The Notebook: A History of Thinking on Paper by Roland Allen
I have eight journals and planners I use regularly. Nine if you count my commonplace book of notecards. (My wife, Courtney, likes to joke that I have to write reminders to remember to breathe.) I keep a weekly planner and notebook for work, and a personal weekly planner with a habit tracker for everything else. I keep a notebook on my writing desk and one on my nightstand. I keep a collage/travel journal and a one-line-per-day journal. And then there’s my most important journal: my morning pages journal.
So it’s no wonder a book with notebook and paper in the title grabbed my attention. What’s funny is that, according to my notes, I first started reading this book in September—of last year. I’m not sure why I stopped, but I picked it back up again this October. This book is thorough. If you want to understand where notebooks originated and how they’ve morphed into one of the best pieces of technology the world has ever known, this is the book you want to read. “Use it enough,” Allen writes, “and a notebook will change your brain.”
How To Be Caring by Shantideva
I picked this up this month at Changing Hands bookstore as part of the Ancient Wisdom for Modern Readers series, and loved it. I also bought and read How to Have Willpower. Some of my favorites from this series are: How to Have a Life: An Ancient Guide to Using Our Time Wisely, How to Do the Right Thing, How to be Content, How to Give, and How to Be Free.

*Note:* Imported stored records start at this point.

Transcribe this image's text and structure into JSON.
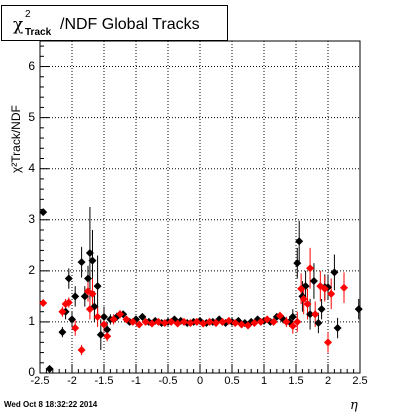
{
  "title": {
    "chi": "χ",
    "sup": "2",
    "sub": "Track",
    "rest": "/NDF  Global Tracks"
  },
  "ylabel": "χ²Track/NDF",
  "xlabel": "η",
  "timestamp": "Wed Oct  8 18:32:22 2014",
  "colors": {
    "series_black": "#000000",
    "series_red": "#ff0000",
    "grid": "#000000"
  },
  "chart_data": {
    "type": "scatter",
    "x_ticks": [
      "-2.5",
      "-2",
      "-1.5",
      "-1",
      "-0.5",
      "0",
      "0.5",
      "1",
      "1.5",
      "2",
      "2.5"
    ],
    "y_ticks": [
      "0",
      "1",
      "2",
      "3",
      "4",
      "5",
      "6"
    ],
    "xlim": [
      -2.5,
      2.5
    ],
    "ylim": [
      0,
      6.5
    ],
    "grid": true,
    "series": [
      {
        "color": "#000000",
        "points": [
          [
            -2.45,
            3.15,
            0.0
          ],
          [
            -2.35,
            0.08,
            0.0
          ],
          [
            -2.15,
            0.8,
            0.1
          ],
          [
            -2.1,
            1.2,
            0.15
          ],
          [
            -2.05,
            1.85,
            0.2
          ],
          [
            -2.0,
            1.05,
            0.15
          ],
          [
            -1.95,
            1.5,
            0.2
          ],
          [
            -1.85,
            2.17,
            0.3
          ],
          [
            -1.8,
            1.5,
            0.2
          ],
          [
            -1.75,
            1.85,
            0.25
          ],
          [
            -1.72,
            2.35,
            0.9
          ],
          [
            -1.68,
            2.2,
            0.6
          ],
          [
            -1.65,
            1.3,
            0.3
          ],
          [
            -1.6,
            1.7,
            0.6
          ],
          [
            -1.55,
            0.75,
            0.3
          ],
          [
            -1.5,
            1.1,
            0.2
          ],
          [
            -1.45,
            0.85,
            0.15
          ],
          [
            -1.4,
            1.05,
            0.1
          ],
          [
            -1.3,
            1.1,
            0.08
          ],
          [
            -1.2,
            1.15,
            0.06
          ],
          [
            -1.1,
            1.0,
            0.05
          ],
          [
            -1.0,
            1.05,
            0.05
          ],
          [
            -0.9,
            1.1,
            0.05
          ],
          [
            -0.8,
            1.0,
            0.05
          ],
          [
            -0.7,
            1.02,
            0.05
          ],
          [
            -0.6,
            0.98,
            0.05
          ],
          [
            -0.5,
            1.0,
            0.04
          ],
          [
            -0.4,
            1.05,
            0.04
          ],
          [
            -0.3,
            1.02,
            0.04
          ],
          [
            -0.2,
            0.98,
            0.04
          ],
          [
            -0.1,
            1.0,
            0.04
          ],
          [
            0.0,
            1.02,
            0.04
          ],
          [
            0.1,
            0.98,
            0.04
          ],
          [
            0.2,
            1.0,
            0.04
          ],
          [
            0.3,
            1.05,
            0.04
          ],
          [
            0.4,
            0.98,
            0.05
          ],
          [
            0.5,
            1.0,
            0.05
          ],
          [
            0.6,
            1.02,
            0.05
          ],
          [
            0.7,
            0.98,
            0.05
          ],
          [
            0.8,
            1.0,
            0.05
          ],
          [
            0.9,
            1.05,
            0.05
          ],
          [
            1.0,
            1.02,
            0.05
          ],
          [
            1.1,
            1.0,
            0.06
          ],
          [
            1.2,
            1.1,
            0.06
          ],
          [
            1.3,
            1.05,
            0.08
          ],
          [
            1.4,
            1.0,
            0.1
          ],
          [
            1.45,
            1.1,
            0.15
          ],
          [
            1.52,
            2.15,
            0.3
          ],
          [
            1.55,
            2.58,
            0.4
          ],
          [
            1.6,
            1.5,
            0.3
          ],
          [
            1.65,
            1.7,
            0.3
          ],
          [
            1.72,
            1.15,
            0.3
          ],
          [
            1.78,
            1.8,
            0.35
          ],
          [
            1.85,
            0.98,
            0.2
          ],
          [
            1.9,
            1.25,
            0.2
          ],
          [
            1.95,
            1.68,
            0.25
          ],
          [
            2.0,
            1.68,
            0.25
          ],
          [
            2.1,
            1.97,
            0.35
          ],
          [
            2.15,
            0.88,
            0.2
          ],
          [
            2.48,
            1.25,
            0.2
          ]
        ]
      },
      {
        "color": "#ff0000",
        "points": [
          [
            -2.45,
            1.37,
            0.0
          ],
          [
            -2.15,
            1.2,
            0.1
          ],
          [
            -2.1,
            1.35,
            0.1
          ],
          [
            -2.05,
            1.38,
            0.1
          ],
          [
            -1.95,
            0.88,
            0.15
          ],
          [
            -1.85,
            0.45,
            0.1
          ],
          [
            -1.75,
            1.6,
            0.2
          ],
          [
            -1.72,
            1.25,
            0.2
          ],
          [
            -1.68,
            1.55,
            0.3
          ],
          [
            -1.6,
            1.1,
            0.2
          ],
          [
            -1.5,
            0.95,
            0.15
          ],
          [
            -1.45,
            0.72,
            0.1
          ],
          [
            -1.35,
            1.05,
            0.1
          ],
          [
            -1.25,
            1.15,
            0.08
          ],
          [
            -1.15,
            1.05,
            0.06
          ],
          [
            -1.05,
            1.0,
            0.05
          ],
          [
            -0.95,
            0.95,
            0.05
          ],
          [
            -0.85,
            1.0,
            0.05
          ],
          [
            -0.75,
            0.97,
            0.05
          ],
          [
            -0.65,
            1.0,
            0.05
          ],
          [
            -0.55,
            0.98,
            0.04
          ],
          [
            -0.45,
            1.0,
            0.04
          ],
          [
            -0.35,
            0.97,
            0.04
          ],
          [
            -0.25,
            1.0,
            0.04
          ],
          [
            -0.15,
            0.98,
            0.04
          ],
          [
            -0.05,
            1.0,
            0.04
          ],
          [
            0.05,
            0.97,
            0.04
          ],
          [
            0.15,
            1.0,
            0.04
          ],
          [
            0.25,
            0.98,
            0.04
          ],
          [
            0.35,
            1.0,
            0.04
          ],
          [
            0.45,
            1.02,
            0.05
          ],
          [
            0.55,
            0.98,
            0.05
          ],
          [
            0.65,
            0.95,
            0.05
          ],
          [
            0.75,
            0.93,
            0.05
          ],
          [
            0.85,
            0.98,
            0.05
          ],
          [
            0.95,
            1.0,
            0.05
          ],
          [
            1.05,
            1.05,
            0.06
          ],
          [
            1.15,
            1.0,
            0.06
          ],
          [
            1.25,
            1.12,
            0.08
          ],
          [
            1.35,
            1.0,
            0.1
          ],
          [
            1.45,
            0.92,
            0.15
          ],
          [
            1.52,
            1.0,
            0.2
          ],
          [
            1.58,
            1.65,
            0.3
          ],
          [
            1.62,
            1.45,
            0.3
          ],
          [
            1.68,
            1.35,
            0.3
          ],
          [
            1.72,
            2.05,
            0.4
          ],
          [
            1.8,
            1.15,
            0.25
          ],
          [
            1.88,
            1.7,
            0.3
          ],
          [
            1.95,
            1.65,
            0.25
          ],
          [
            2.0,
            0.6,
            0.2
          ],
          [
            2.05,
            1.55,
            0.3
          ],
          [
            2.25,
            1.67,
            0.3
          ]
        ]
      }
    ]
  }
}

Lincoln on Leadership by Donald T. Phillips
I came across this while browsing the shelves at Goodwill and decided to give it a shot. Wow, this book is good. It’s fairly short, but it manages to touch on some of the most important qualities that made Lincoln such a force: his relentless self-education, his strong sense of right and wrong, his ability to put the right people in the right positions, his gift of finding common ground with just about everyone, his otherworldly humility, and his sense of humor even in the most dire situations. There’s a reason he’s regarded not only as the best president we’ve had, but as one of the best men to have ever lived, period.

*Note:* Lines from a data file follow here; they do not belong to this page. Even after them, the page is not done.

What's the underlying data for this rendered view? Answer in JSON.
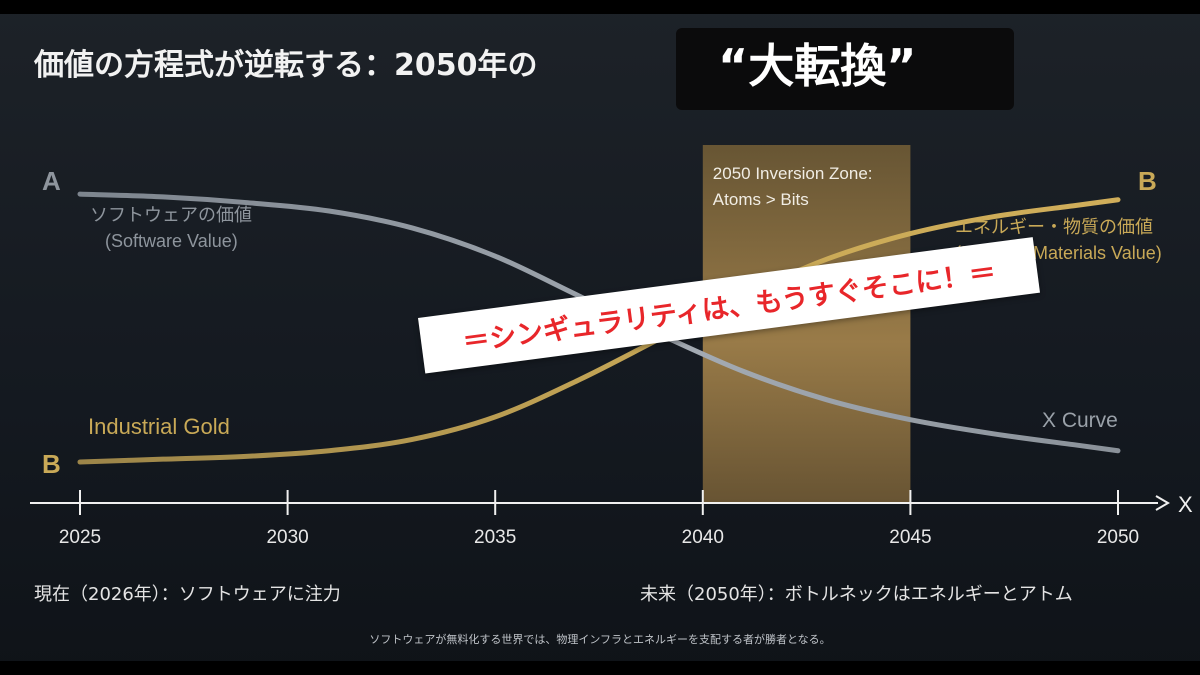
{
  "title": {
    "main": "価値の方程式が逆転する：2050年の",
    "highlight": "“大転換”"
  },
  "chart_data": {
    "type": "line",
    "x_label": "X",
    "xlim": [
      2025,
      2050
    ],
    "ticks": [
      2025,
      2030,
      2035,
      2040,
      2045,
      2050
    ],
    "tick_labels": [
      "2025",
      "2030",
      "2035",
      "2040",
      "2045",
      "2050"
    ],
    "grid": false,
    "series": [
      {
        "name": "ソフトウェアの価値",
        "key": "software",
        "start_marker": "A",
        "label_en": "(Software Value)",
        "end_label": "X Curve",
        "color": "#8e959d",
        "x": [
          2025,
          2027,
          2029,
          2031,
          2033,
          2035,
          2037,
          2039,
          2041,
          2043,
          2045,
          2047,
          2049,
          2050
        ],
        "y": [
          0.95,
          0.94,
          0.92,
          0.89,
          0.83,
          0.73,
          0.59,
          0.45,
          0.32,
          0.22,
          0.15,
          0.1,
          0.06,
          0.04
        ]
      },
      {
        "name": "エネルギー・物質の価値",
        "key": "energy",
        "start_marker": "B",
        "end_marker": "B",
        "start_label": "Industrial Gold",
        "label_en": "(Energy / Materials Value)",
        "color": "#b89a4a",
        "x": [
          2025,
          2027,
          2029,
          2031,
          2033,
          2035,
          2037,
          2039,
          2041,
          2043,
          2045,
          2047,
          2049,
          2050
        ],
        "y": [
          0.0,
          0.01,
          0.02,
          0.04,
          0.08,
          0.16,
          0.29,
          0.44,
          0.59,
          0.72,
          0.81,
          0.87,
          0.91,
          0.93
        ]
      }
    ],
    "zone": {
      "from": 2040,
      "to": 2045,
      "label_line1": "2050 Inversion Zone:",
      "label_line2": "Atoms > Bits",
      "color": "#a9874a"
    }
  },
  "banner": {
    "text": "＝シンギュラリティは、もうすぐそこに！＝"
  },
  "captions": {
    "present": "現在（2026年）：ソフトウェアに注力",
    "future": "未来（2050年）：ボトルネックはエネルギーとアトム"
  },
  "footnote": "ソフトウェアが無料化する世界では、物理インフラとエネルギーを支配する者が勝者となる。"
}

The Inner Game of Tennis by W. Timothy Gallwey
A good friend of mine recommended this, and one of my biggest takeaways—and this is something I’ve been thinking about—is the idea that we have two selves within us. One is anxious and controlling and judgmental, and the other is intuitive and natural and creates without fear. We have to let the second self take over, quieting the mind so we can perform at our best. Relaxed concentration—that’s the key. Not trying so hard. As Ray Bradbury warns in Zen in the Art of Writing (a classic), “Those who try hardest scare it [the Muse] off into the woods. Those who turn their backs and saunter along, whistling softly between their teeth, hear it treading quietly behind them, lured by a carefully acquired disdain.”

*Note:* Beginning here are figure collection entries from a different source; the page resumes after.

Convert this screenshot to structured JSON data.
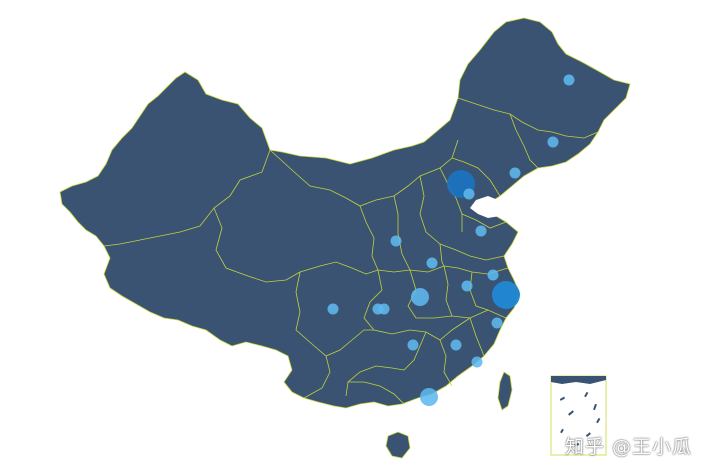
{
  "map": {
    "land_color": "#3b5373",
    "border_color": "#c8d83a",
    "marker_color": "#5fb8ee",
    "marker_large_color": "#1f8ad8",
    "marker_darkest_color": "#1b73c0"
  },
  "markers": [
    {
      "name": "beijing",
      "size": "large"
    },
    {
      "name": "shanghai",
      "size": "large"
    },
    {
      "name": "guangzhou",
      "size": "medium"
    },
    {
      "name": "harbin",
      "size": "small"
    },
    {
      "name": "changchun",
      "size": "small"
    },
    {
      "name": "shenyang",
      "size": "small"
    },
    {
      "name": "tianjin",
      "size": "small"
    },
    {
      "name": "jinan",
      "size": "small"
    },
    {
      "name": "taiyuan",
      "size": "small"
    },
    {
      "name": "zhengzhou",
      "size": "small"
    },
    {
      "name": "nanjing",
      "size": "small"
    },
    {
      "name": "hefei",
      "size": "small"
    },
    {
      "name": "wuhan",
      "size": "medium"
    },
    {
      "name": "hangzhou",
      "size": "small"
    },
    {
      "name": "nanchang",
      "size": "small"
    },
    {
      "name": "changsha",
      "size": "small"
    },
    {
      "name": "fuzhou",
      "size": "small"
    },
    {
      "name": "chengdu",
      "size": "small"
    },
    {
      "name": "chongqing",
      "size": "small"
    },
    {
      "name": "xian",
      "size": "small"
    }
  ],
  "watermark": "知乎 @王小瓜"
}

History Matters by David McCullough
Wow, what a gem! I bought this book because I love McCullough’s writing and was pleasantly surprised to find that much of it is about his writing. After his passing in 2022, his daughter and research assistant found and organized some of his best essays and speeches, including some that had never been published. It’s a beautiful book; the inside covers feature paintings McCullough himself created. I got something from almost every page.